If You're in Public, Camera's Eye<BR> is Fair Game
Posted May 15, 1997 12:00 a.m. EDT
RALEIGH — It may become the most infamous event ever caught on tape. Prosecutors in Colorado say Timothy McVeigh was behind the wheel of that Rider truck on its way to bomb the Murrow Federal Building in Oklahoma City. But what's not so amazing is that the event was recorded. Surveillance cameras are everywhere, and if you think you're not being watched, you couldn't be more wrong.
More and more these days, surveillance cameras are becoming more a part of our lives. A surveillance camera is part of everyone's life who passes throught the lobby of WRAL. It's getting to the point that everywhere you go these days, someone is watching.
Crabtree Valley Mall is a well observed leader in surveillance. Seventy-two cameras watch everything, all the time. A security force of VCR's gets it all on tape. We parked our news van in one of the many, crowded parking decks. The Crabtree Police found it in less than a minute.
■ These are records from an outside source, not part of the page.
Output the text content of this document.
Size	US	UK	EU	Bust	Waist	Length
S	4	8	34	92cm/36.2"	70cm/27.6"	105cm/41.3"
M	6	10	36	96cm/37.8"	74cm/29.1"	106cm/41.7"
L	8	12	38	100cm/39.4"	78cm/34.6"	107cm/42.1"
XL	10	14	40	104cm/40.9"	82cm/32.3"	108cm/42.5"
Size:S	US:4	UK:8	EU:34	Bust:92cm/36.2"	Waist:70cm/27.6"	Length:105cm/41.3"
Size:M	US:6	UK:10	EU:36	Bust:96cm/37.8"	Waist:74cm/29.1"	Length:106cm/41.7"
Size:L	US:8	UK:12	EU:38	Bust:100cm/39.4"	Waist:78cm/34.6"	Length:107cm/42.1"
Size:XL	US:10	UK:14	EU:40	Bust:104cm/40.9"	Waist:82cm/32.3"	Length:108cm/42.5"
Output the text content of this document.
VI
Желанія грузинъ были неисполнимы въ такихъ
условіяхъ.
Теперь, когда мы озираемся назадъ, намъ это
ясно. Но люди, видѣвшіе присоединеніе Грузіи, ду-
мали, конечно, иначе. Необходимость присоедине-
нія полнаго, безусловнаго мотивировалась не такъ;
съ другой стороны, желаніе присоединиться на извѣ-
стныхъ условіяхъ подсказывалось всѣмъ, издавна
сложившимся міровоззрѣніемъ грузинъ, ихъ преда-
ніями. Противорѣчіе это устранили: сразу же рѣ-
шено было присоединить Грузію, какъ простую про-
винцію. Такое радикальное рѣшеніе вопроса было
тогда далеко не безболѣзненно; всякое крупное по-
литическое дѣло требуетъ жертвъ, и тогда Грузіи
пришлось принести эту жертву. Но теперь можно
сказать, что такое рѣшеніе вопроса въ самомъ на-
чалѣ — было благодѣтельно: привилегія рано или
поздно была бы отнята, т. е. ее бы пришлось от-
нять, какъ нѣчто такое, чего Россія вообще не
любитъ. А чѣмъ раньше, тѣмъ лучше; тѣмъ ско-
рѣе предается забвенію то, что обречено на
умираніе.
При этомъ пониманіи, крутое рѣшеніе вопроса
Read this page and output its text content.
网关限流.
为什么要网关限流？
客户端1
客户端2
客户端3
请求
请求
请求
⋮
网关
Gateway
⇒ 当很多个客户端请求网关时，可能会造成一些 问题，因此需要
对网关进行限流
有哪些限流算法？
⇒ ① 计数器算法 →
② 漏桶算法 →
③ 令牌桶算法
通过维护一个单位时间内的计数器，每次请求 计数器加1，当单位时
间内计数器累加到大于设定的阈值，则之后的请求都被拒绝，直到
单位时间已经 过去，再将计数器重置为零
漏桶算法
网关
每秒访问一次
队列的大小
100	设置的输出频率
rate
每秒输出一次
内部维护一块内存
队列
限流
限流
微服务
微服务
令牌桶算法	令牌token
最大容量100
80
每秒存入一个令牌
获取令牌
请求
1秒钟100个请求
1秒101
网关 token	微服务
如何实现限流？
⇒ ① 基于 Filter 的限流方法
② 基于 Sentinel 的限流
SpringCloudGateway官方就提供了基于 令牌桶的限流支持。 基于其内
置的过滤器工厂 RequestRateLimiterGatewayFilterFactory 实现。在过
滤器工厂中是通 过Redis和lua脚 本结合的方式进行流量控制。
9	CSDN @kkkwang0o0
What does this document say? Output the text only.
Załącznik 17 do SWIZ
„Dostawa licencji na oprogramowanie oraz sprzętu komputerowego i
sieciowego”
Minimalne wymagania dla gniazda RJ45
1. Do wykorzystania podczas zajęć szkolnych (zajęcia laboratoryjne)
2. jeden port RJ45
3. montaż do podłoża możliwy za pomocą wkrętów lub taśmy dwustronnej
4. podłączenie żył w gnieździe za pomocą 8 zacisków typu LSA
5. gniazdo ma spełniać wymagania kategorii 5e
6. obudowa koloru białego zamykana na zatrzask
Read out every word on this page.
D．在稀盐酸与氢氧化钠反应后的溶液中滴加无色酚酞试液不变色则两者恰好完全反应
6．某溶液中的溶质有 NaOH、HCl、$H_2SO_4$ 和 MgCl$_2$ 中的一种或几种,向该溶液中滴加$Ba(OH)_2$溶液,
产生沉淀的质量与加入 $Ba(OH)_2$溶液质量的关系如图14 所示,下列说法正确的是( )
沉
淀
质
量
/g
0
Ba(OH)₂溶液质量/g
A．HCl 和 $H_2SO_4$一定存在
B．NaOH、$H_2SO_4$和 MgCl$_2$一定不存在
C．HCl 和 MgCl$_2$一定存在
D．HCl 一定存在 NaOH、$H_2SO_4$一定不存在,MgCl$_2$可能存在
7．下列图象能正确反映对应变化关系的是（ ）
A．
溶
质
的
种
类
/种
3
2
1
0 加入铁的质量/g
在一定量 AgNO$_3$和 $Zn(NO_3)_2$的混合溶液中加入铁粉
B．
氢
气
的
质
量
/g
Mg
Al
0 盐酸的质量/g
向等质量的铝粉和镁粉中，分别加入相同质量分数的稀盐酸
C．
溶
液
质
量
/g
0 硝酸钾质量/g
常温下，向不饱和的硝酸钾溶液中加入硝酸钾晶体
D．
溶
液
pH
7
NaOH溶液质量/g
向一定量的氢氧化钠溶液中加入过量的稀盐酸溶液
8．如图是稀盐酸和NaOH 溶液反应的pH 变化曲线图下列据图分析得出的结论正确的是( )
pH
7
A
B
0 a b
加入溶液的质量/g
They're not just watching you at the mall. In Winston Salem, police use cameras to watch traffic, and watch people. Many police departments in the triangle are taking a look at a similar approach to surveillance. A lot of people probably don't realize just how close technology is getting.
Back at the mall, we asked the Crabtree Police to show us how close they could move in on someone. They could read the writing on Fred Platt's hat and could tell what he was eating. We tracked him down and told him we were watching him.
Most people Mark Roberts talked to said they don't mind a little surveillance in public. They just worry about it carrying over into their personal lives.